Special Report

No end to the AAP dispute

No end to the AAP dispute

The AAP Government of the Union Territory of Delhi has, apparently, won a famous victory. Or so it claims, insisting that the reiteration of the constitutional status of the Delhi Government, a B-Category State, by a five-judge bench of the Supreme Court represents a vindication of its stand. Which is that it is the lord and master of the capital in all matters barring the three – namely, land, police, and law and order. The status of the Lt Governor of Delhi is not that of a Governor of a State, the court said on Wednesday, tentatively putting to rest a long-festering dispute between the Centre’s appointee and the popularly elected Delhi government.

The apex court was disposing an appeal against the order of a two-member bench of the Delhi high court which had accorded primacy to the Delhi LG. However, the SC verdict is unlikely to end the dispute between the Kejriwal Government and the LG since there remain several grey areas which can always cause confusion and conflict. Notwithstanding the great show of triumphalism by the Delhi Government following the apex court order, in reality the verdict merely reiterates the old and long-standing constitutional division of powers and functions between the Delhi Government and the LG, the Centre’s representative. The AAP can legislate on matters in the state and concurrent lists barring the reserved subjects but a central legislation on the same subject would enjoy primacy. As Shiela Dikshit, the former chief minister of Delhi for fifteen years, said, contrary to the grandstanding by AAP, the court verdict offers nothing new, merely re-emphasising the old position.

Yes, as far as possible, the LG should concur with the decisions of the State government but he retains the power to differ and withhold assent. The court has counseled that the LG should not be ‘obstructionist’ while it has prescribed to the AAP Government that it should refrain from being ‘anarchist’. However, for the smooth working of the Delhi government, it is absolutely necessary that it should cease to be confrontationist against the LG and the Centre. If all the major opposition chief ministers can get along with the Centre despite sharp political differences, it is hard to comprehend why the chief minister of a B-Category State with vastly restricted powers should fail to appreciate constitutional limits on hid power and instead seek to constantly engage the Centre and its representative in Delhi, the LG, in a daily shouting match. If Kejriwal feels obliged to prove that he is different from the run-of- the-mill chief ministers, he must find some other constructive way to prove it. Throwing stones indiscriminately at all and sundry to attract attention helps neither his own cause nor anyone else’s. Indeed, it is this lack of trust and mutual respect that within hours of the apex court verdict, a fresh fight between the AAP and the LG broke out on the question of appointment and transfer of officials.
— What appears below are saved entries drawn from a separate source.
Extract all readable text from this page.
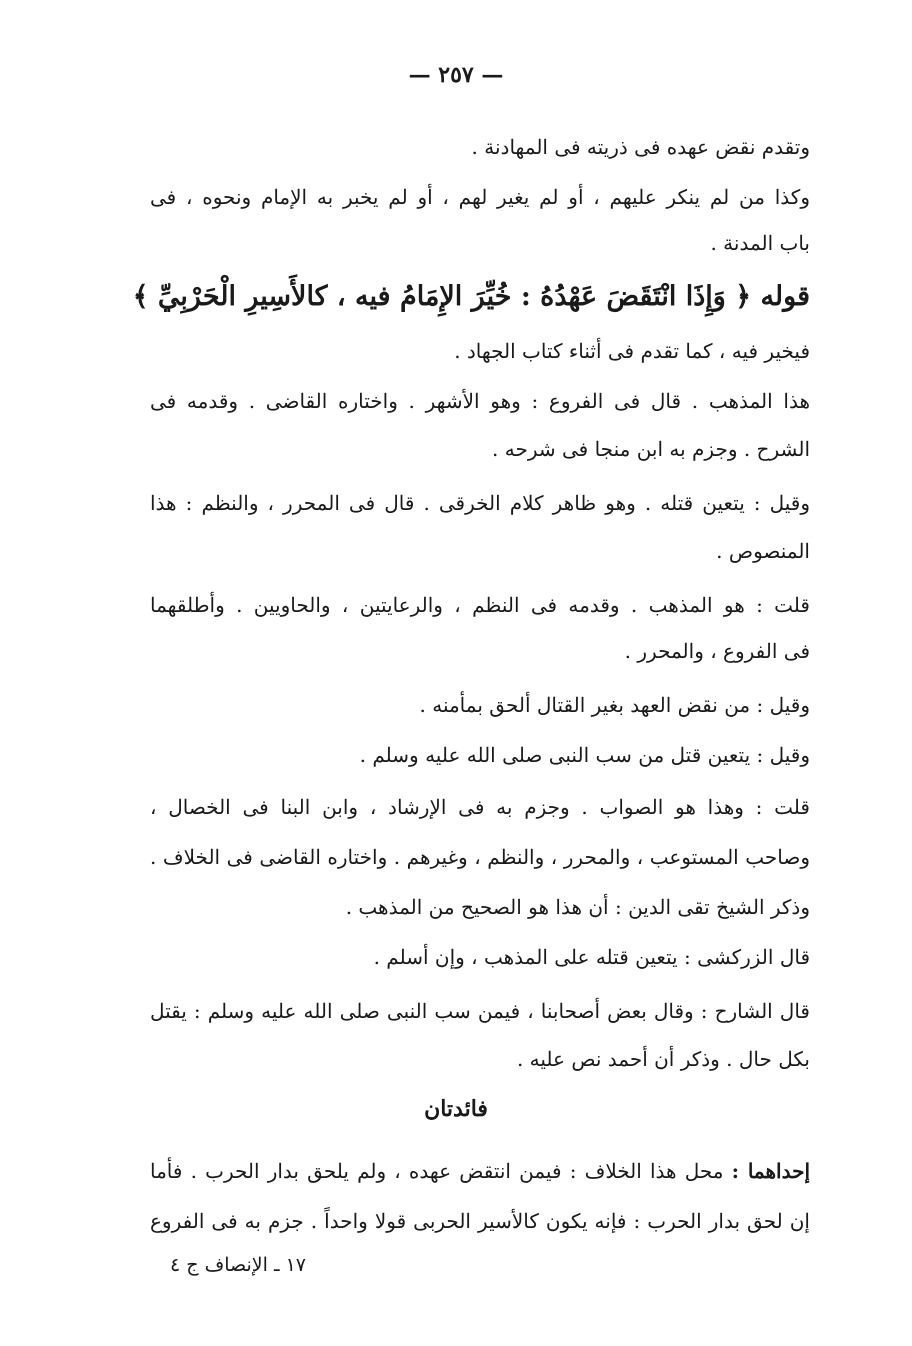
— ٢٥٧ —
وتقدم نقض عهده فى ذريته فى المهادنة .
وكذا من لم ينكر عليهم ، أو لم يغير لهم ، أو لم يخبر به الإمام ونحوه ، فى
باب المدنة .
قوله ﴿ وَإِذَا انْتَقَضَ عَهْدُهُ : خُيِّرَ الإِمَامُ فيه ، كالأَسِيرِ الْحَرْبِيِّ ﴾
فيخير فيه ، كما تقدم فى أثناء كتاب الجهاد .
هذا المذهب . قال فى الفروع : وهو الأشهر . واختاره القاضى . وقدمه فى
الشرح . وجزم به ابن منجا فى شرحه .
وقيل : يتعين قتله . وهو ظاهر كلام الخرقى . قال فى المحرر ، والنظم : هذا
المنصوص .
قلت : هو المذهب . وقدمه فى النظم ، والرعايتين ، والحاويين . وأطلقهما
فى الفروع ، والمحرر .
وقيل : من نقض العهد بغير القتال ألحق بمأمنه .
وقيل : يتعين قتل من سب النبى صلى الله عليه وسلم .
قلت : وهذا هو الصواب . وجزم به فى الإرشاد ، وابن البنا فى الخصال ،
وصاحب المستوعب ، والمحرر ، والنظم ، وغيرهم . واختاره القاضى فى الخلاف .
وذكر الشيخ تقى الدين : أن هذا هو الصحيح من المذهب .
قال الزركشى : يتعين قتله على المذهب ، وإن أسلم .
قال الشارح : وقال بعض أصحابنا ، فيمن سب النبى صلى الله عليه وسلم : يقتل
بكل حال . وذكر أن أحمد نص عليه .
فائدتان
إحداهما : محل هذا الخلاف : فيمن انتقض عهده ، ولم يلحق بدار الحرب . فأما
إن لحق بدار الحرب : فإنه يكون كالأسير الحربى قولا واحداً . جزم به فى الفروع
١٧ ـ الإنصاف ج ٤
Even before the ink was dry on the court verdict, the Kejriwal Government citing it transferred some officials only to be told by the Services Department of Delhi that without the withdrawal of the 2015 central notification, only the LG or the Centre could exercise such powers. In any case, Kerjiwal should introspect as to why the Delhi Government employees, too, are disgusted with his style of working. Maltreating the employees, abusing them, imputing motives, blaming them for your own faults is unlikely to elicit their cooperation. If Shiela Dikshit faced no difficulties for five years working with the Vajpayee Government under the same provisions of the Constitution, why should Kejriwal constantly fight with the LG and the Centre instead of working for the good of the people of the nation’s capital. On the other hand, now that the AAP has triumphantly announced that the apex court has given it full freedom to work, the onus is on it to deliver on various promises made to the Delhi voters. It will no longer have an excuse to blame the BJP for its own failures. On their part, the LG and the Centre will do themselves a great favour if they allowed Kejriwal a free hand. He is unlikely to be able to do hard work. And will instead indulge in various eye-catching gimmicks to hoodwink the people. The SC judgment leaves Kejriwal with no option but to prove that he is capable of working hard for the welfare of the people of Delhi who only a little more than three years ago gave him 67 out of 70 Assembly seats.